Но чиновник достаточно быстро «взрослел», к тому же рядом были опытные советские «учителя». 1970-е гг. можно считать переходными в этом отношении и монгольская бюрократия приобретает классические черты. Рекомендательные письма, печати красного цвета на различного рода документах, телефонные звонки всё увереннее открывали двери в высокие и не очень высокие кабинеты. По моим наблюдениям, перестроечные 1990-е гг. не принесли ожидаемого ослабления
«чиновничьего гнёта» и упрощения бюрократических процедур. Процесс удаления чиновника от простого народа продолжается.

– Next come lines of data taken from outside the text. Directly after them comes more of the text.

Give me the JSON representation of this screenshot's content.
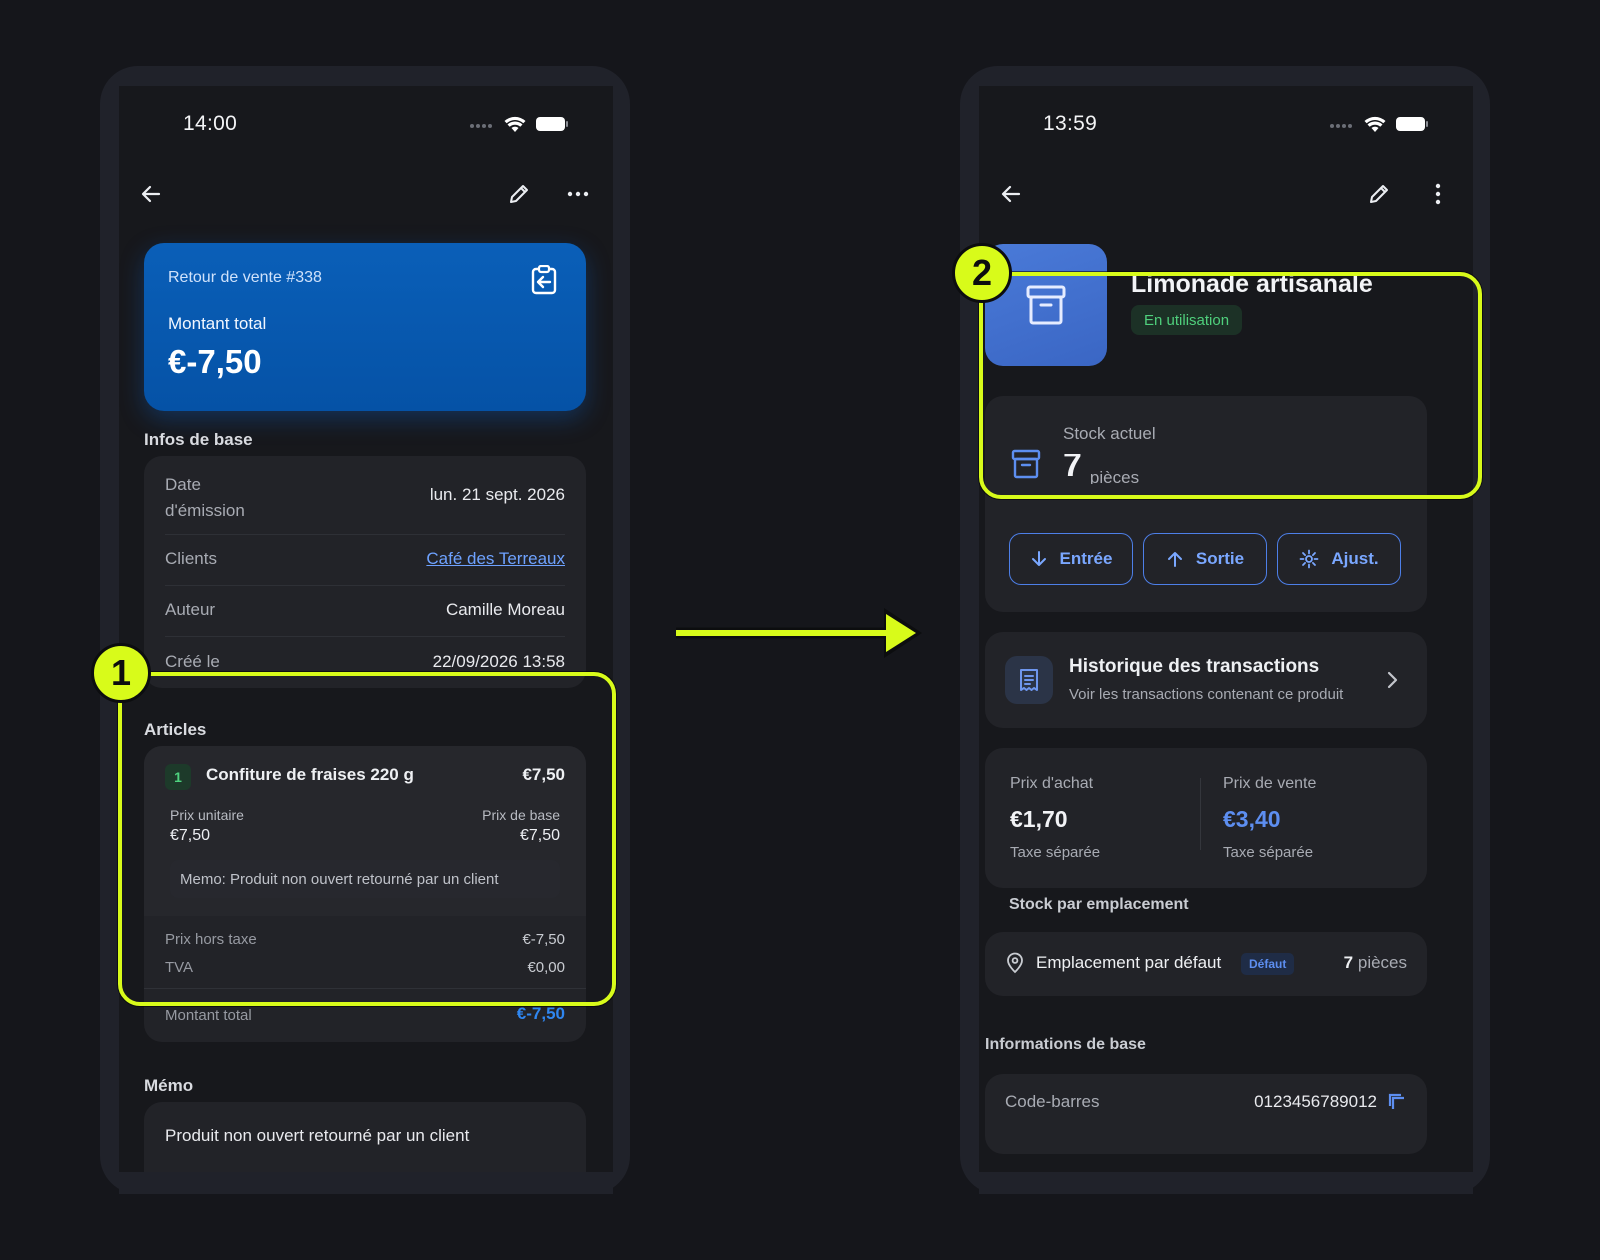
{
  "colors": {
    "accent_highlight": "#d8fb1a",
    "primary_blue": "#0a5fb8",
    "link_blue": "#6ea2ff",
    "success_green": "#4fcf7c",
    "background": "#15161b"
  },
  "left_screen": {
    "status_time": "14:00",
    "nav": {
      "back_icon": "arrow-left-icon",
      "edit_icon": "pencil-icon",
      "more_icon": "more-horizontal-icon"
    },
    "header_card": {
      "title": "Retour de vente #338",
      "label": "Montant total",
      "amount": "€-7,50",
      "icon": "return-clipboard-icon"
    },
    "basic_info": {
      "section_title": "Infos de base",
      "rows": [
        {
          "label": "Date\nd'émission",
          "value": "lun. 21 sept. 2026"
        },
        {
          "label": "Clients",
          "value": "Café des Terreaux"
        },
        {
          "label": "Auteur",
          "value": "Camille Moreau"
        },
        {
          "label": "Créé le",
          "value": "22/09/2026 13:58"
        }
      ]
    },
    "articles": {
      "section_title": "Articles",
      "item": {
        "index": "1",
        "name": "Confiture de fraises 220 g",
        "price": "€7,50",
        "unit_price_label": "Prix unitaire",
        "unit_price": "€7,50",
        "base_price_label": "Prix de base",
        "base_price": "€7,50",
        "memo": "Memo: Produit non ouvert retourné par un client"
      },
      "subtotal_label": "Prix hors taxe",
      "subtotal": "€-7,50",
      "tax_label": "TVA",
      "tax": "€0,00",
      "total_label": "Montant total",
      "total": "€-7,50"
    },
    "memo": {
      "section_title": "Mémo",
      "text": "Produit non ouvert retourné par un client"
    }
  },
  "right_screen": {
    "status_time": "13:59",
    "nav": {
      "back_icon": "arrow-left-icon",
      "edit_icon": "pencil-icon",
      "more_icon": "more-vertical-icon"
    },
    "product": {
      "name": "Limonade artisanale",
      "status": "En utilisation",
      "thumb_icon": "archive-box-icon"
    },
    "stock": {
      "label": "Stock actuel",
      "value": "7",
      "unit": "pièces",
      "buttons": [
        {
          "label": "Entrée",
          "icon": "arrow-down-icon"
        },
        {
          "label": "Sortie",
          "icon": "arrow-up-icon"
        },
        {
          "label": "Ajust.",
          "icon": "gear-icon"
        }
      ]
    },
    "history": {
      "title": "Historique des transactions",
      "subtitle": "Voir les transactions contenant ce produit",
      "icon": "receipt-icon"
    },
    "prices": {
      "purchase_label": "Prix d'achat",
      "purchase": "€1,70",
      "purchase_note": "Taxe séparée",
      "sale_label": "Prix de vente",
      "sale": "€3,40",
      "sale_note": "Taxe séparée"
    },
    "stock_by_location": {
      "section_title": "Stock par emplacement",
      "location": "Emplacement par défaut",
      "tag": "Défaut",
      "qty": "7",
      "unit": "pièces"
    },
    "basic_info": {
      "section_title": "Informations de base",
      "barcode_label": "Code-barres",
      "barcode": "0123456789012"
    }
  },
  "annotations": {
    "step1": "1",
    "step2": "2"
  }
}
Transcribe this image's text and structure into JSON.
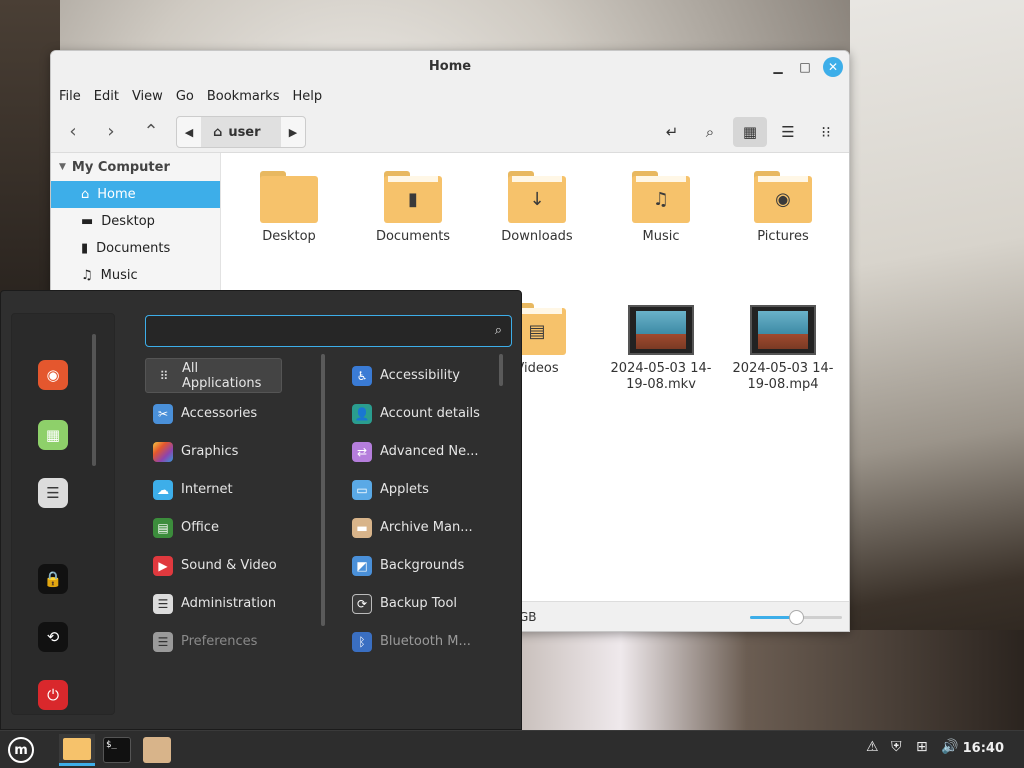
{
  "file_manager": {
    "title": "Home",
    "menu": [
      "File",
      "Edit",
      "View",
      "Go",
      "Bookmarks",
      "Help"
    ],
    "breadcrumb_current": "user",
    "sidebar_heading": "My Computer",
    "sidebar_items": [
      "Home",
      "Desktop",
      "Documents",
      "Music"
    ],
    "files": [
      {
        "name": "Desktop",
        "kind": "folder",
        "glyph": ""
      },
      {
        "name": "Documents",
        "kind": "folder",
        "glyph": "document-icon"
      },
      {
        "name": "Downloads",
        "kind": "folder",
        "glyph": "download-icon"
      },
      {
        "name": "Music",
        "kind": "folder",
        "glyph": "music-icon"
      },
      {
        "name": "Pictures",
        "kind": "folder",
        "glyph": "camera-icon"
      },
      {
        "name": "Videos",
        "kind": "folder",
        "glyph": "film-icon"
      },
      {
        "name": "2024-05-03 14-19-08.mkv",
        "kind": "video"
      },
      {
        "name": "2024-05-03 14-19-08.mp4",
        "kind": "video"
      }
    ],
    "status_text": "GB",
    "zoom_level": 0.5
  },
  "app_menu": {
    "search_placeholder": "",
    "categories": [
      "All Applications",
      "Accessories",
      "Graphics",
      "Internet",
      "Office",
      "Sound & Video",
      "Administration",
      "Preferences"
    ],
    "apps": [
      "Accessibility",
      "Account details",
      "Advanced Ne...",
      "Applets",
      "Archive Man...",
      "Backgrounds",
      "Backup Tool",
      "Bluetooth M..."
    ]
  },
  "taskbar": {
    "clock": "16:40"
  },
  "colors": {
    "accent": "#3daee9",
    "folder": "#f6c26b",
    "menu_bg": "#2f2f2f"
  }
}
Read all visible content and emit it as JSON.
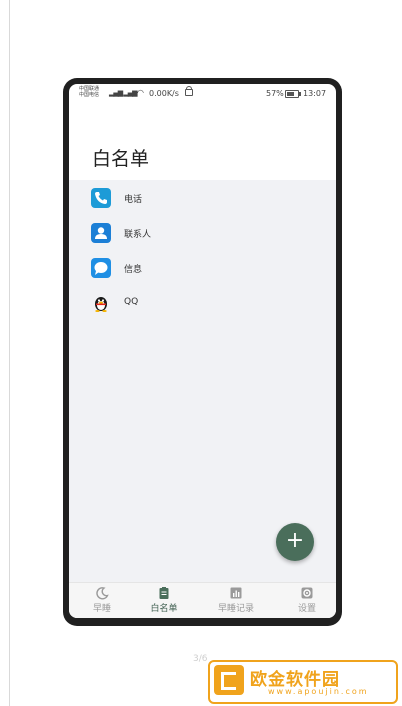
{
  "statusbar": {
    "carrier1": "中国联通",
    "carrier2": "中国电信",
    "network": "4G",
    "speed": "0.00K/s",
    "battery": "57%",
    "time": "13:07"
  },
  "page": {
    "title": "白名单"
  },
  "whitelist": [
    {
      "label": "电话",
      "icon": "phone-icon"
    },
    {
      "label": "联系人",
      "icon": "contacts-icon"
    },
    {
      "label": "信息",
      "icon": "message-icon"
    },
    {
      "label": "QQ",
      "icon": "qq-penguin-icon"
    }
  ],
  "fab": {
    "label": "+"
  },
  "nav": [
    {
      "label": "早睡",
      "icon": "moon-icon"
    },
    {
      "label": "白名单",
      "icon": "clipboard-icon"
    },
    {
      "label": "早睡记录",
      "icon": "chart-icon"
    },
    {
      "label": "设置",
      "icon": "gear-icon"
    }
  ],
  "pager": {
    "indicator": "3/6"
  },
  "watermark": {
    "title": "欧金软件园",
    "subtitle": "www.apoujin.com"
  },
  "colors": {
    "accent": "#4a6e5b",
    "list_bg": "#f1f2f5",
    "watermark": "#f0a31c"
  }
}
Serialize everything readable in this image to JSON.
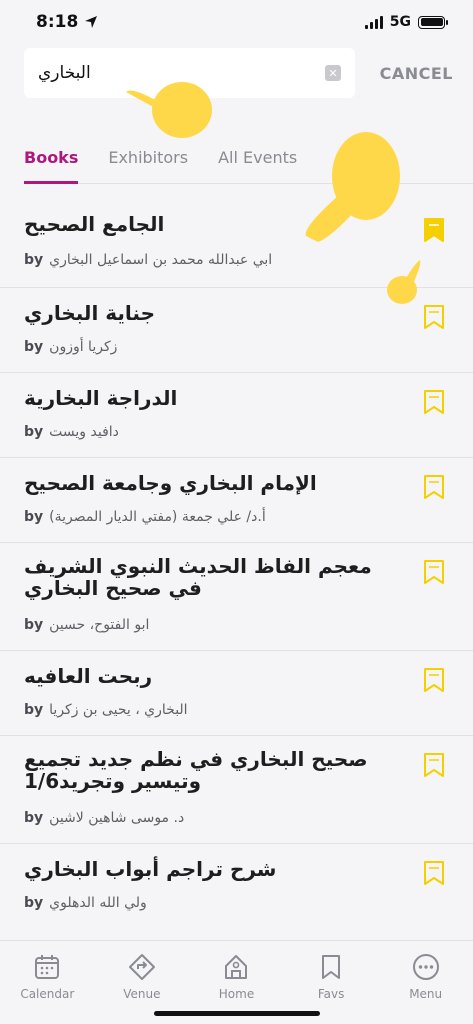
{
  "status_bar": {
    "time": "8:18",
    "network": "5G"
  },
  "search": {
    "value": "البخاري",
    "cancel_label": "CANCEL"
  },
  "tabs": [
    {
      "label": "Books"
    },
    {
      "label": "Exhibitors"
    },
    {
      "label": "All Events"
    }
  ],
  "by_label": "by",
  "books": [
    {
      "title": "الجامع الصحيح",
      "author": "ابي عبدالله محمد بن اسماعيل البخاري",
      "bookmarked": true
    },
    {
      "title": "جناية البخاري",
      "author": "زكريا أوزون",
      "bookmarked": false
    },
    {
      "title": "الدراجة البخارية",
      "author": "دافيد ويست",
      "bookmarked": false
    },
    {
      "title": "الإمام البخاري وجامعة الصحيح",
      "author": "أ.د/ علي جمعة (مفتي الديار المصرية)",
      "bookmarked": false
    },
    {
      "title": "معجم الفاظ الحديث النبوي الشريف في صحيح البخاري",
      "author": "ابو الفتوح، حسين",
      "bookmarked": false
    },
    {
      "title": "ربحت العافيه",
      "author": "البخاري ، يحيى بن زكريا",
      "bookmarked": false
    },
    {
      "title": "صحيح البخاري في نظم جديد تجميع وتيسير وتجريد1/6",
      "author": "د. موسى شاهين لاشين",
      "bookmarked": false
    },
    {
      "title": "شرح تراجم أبواب البخاري",
      "author": "ولي الله الدهلوي",
      "bookmarked": false
    }
  ],
  "tabbar": [
    {
      "label": "Calendar",
      "icon": "calendar-icon"
    },
    {
      "label": "Venue",
      "icon": "venue-icon"
    },
    {
      "label": "Home",
      "icon": "home-icon"
    },
    {
      "label": "Favs",
      "icon": "bookmark-icon"
    },
    {
      "label": "Menu",
      "icon": "menu-dots-icon"
    }
  ],
  "colors": {
    "accent": "#b0177d",
    "bookmark": "#f5d000",
    "text": "#1e1e1e",
    "muted": "#8b8b93"
  }
}
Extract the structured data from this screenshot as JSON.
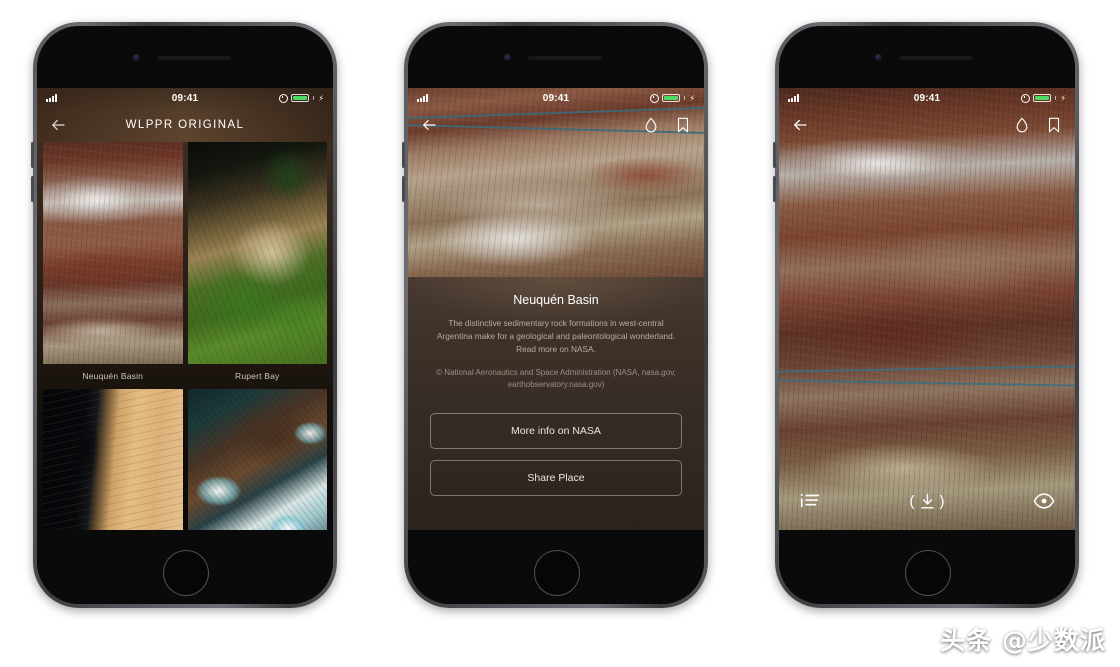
{
  "app": {
    "title": "WLPPR ORIGINAL"
  },
  "status_bar": {
    "time": "09:41",
    "battery_color": "#4cd964"
  },
  "phone1": {
    "nav": {
      "back_icon": "back-arrow-icon",
      "title": "WLPPR ORIGINAL"
    },
    "grid": [
      {
        "label": "Neuquén Basin",
        "thumb": "neuquen"
      },
      {
        "label": "Rupert Bay",
        "thumb": "rupert"
      },
      {
        "label": "",
        "thumb": "dunes"
      },
      {
        "label": "",
        "thumb": "salt"
      }
    ]
  },
  "phone2": {
    "nav": {
      "back_icon": "back-arrow-icon",
      "water_icon": "water-drop-icon",
      "bookmark_icon": "bookmark-icon"
    },
    "detail": {
      "title": "Neuquén Basin",
      "description": "The distinctive sedimentary rock formations in west-central Argentina make for a geological and paleontological wonderland. Read more on NASA.",
      "credit": "© National Aeronautics and Space Administration (NASA, nasa.gov, earthobservatory.nasa.gov)"
    },
    "buttons": {
      "more_info": "More info on NASA",
      "share": "Share Place"
    }
  },
  "phone3": {
    "nav": {
      "back_icon": "back-arrow-icon",
      "water_icon": "water-drop-icon",
      "bookmark_icon": "bookmark-icon"
    },
    "toolbar": {
      "info_icon": "info-list-icon",
      "download_icon": "download-icon",
      "eye_icon": "eye-icon"
    }
  },
  "watermark": {
    "text": "头条 @少数派"
  }
}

В монгольском обществе развернулась широкая полемика о самой сути и формах кочевой цивилизации, о путях выхода из кризиса. Одно из центральных мест занимали споры об исторической результативности сельскохозяйственных объединений (СХО). Например, советский исследователь В.В. Грайворонский, признанный специалист в области истории сельскохозяйственного кооперирования в Монголии, не соглашался с утверждениями ряда монгольских авторов о том, что идея кооперирования якобы изначально была чужда монгольскому аратству, противоречила закономерностям развития кочевого животноводства, что она была насильно навязана аратству «сверху партийным и государственным руководством страны». Он отмечал: «... достаточно вспомнить, что в истории традиционного пастбищно-кочевого
животноводства в Монголии издавна известны различные формы кооперации труда, например, «саахалт» (сосед по кочевью — Е.Л.), «хот аил» (группа юрт — Е.Л.) и др. Иначе говоря, преимущества разделения и кооперирования труда в рамках кочевого животноводства были известны монголам давным-давно, ещё со времени появления их на исторической арене»/6/.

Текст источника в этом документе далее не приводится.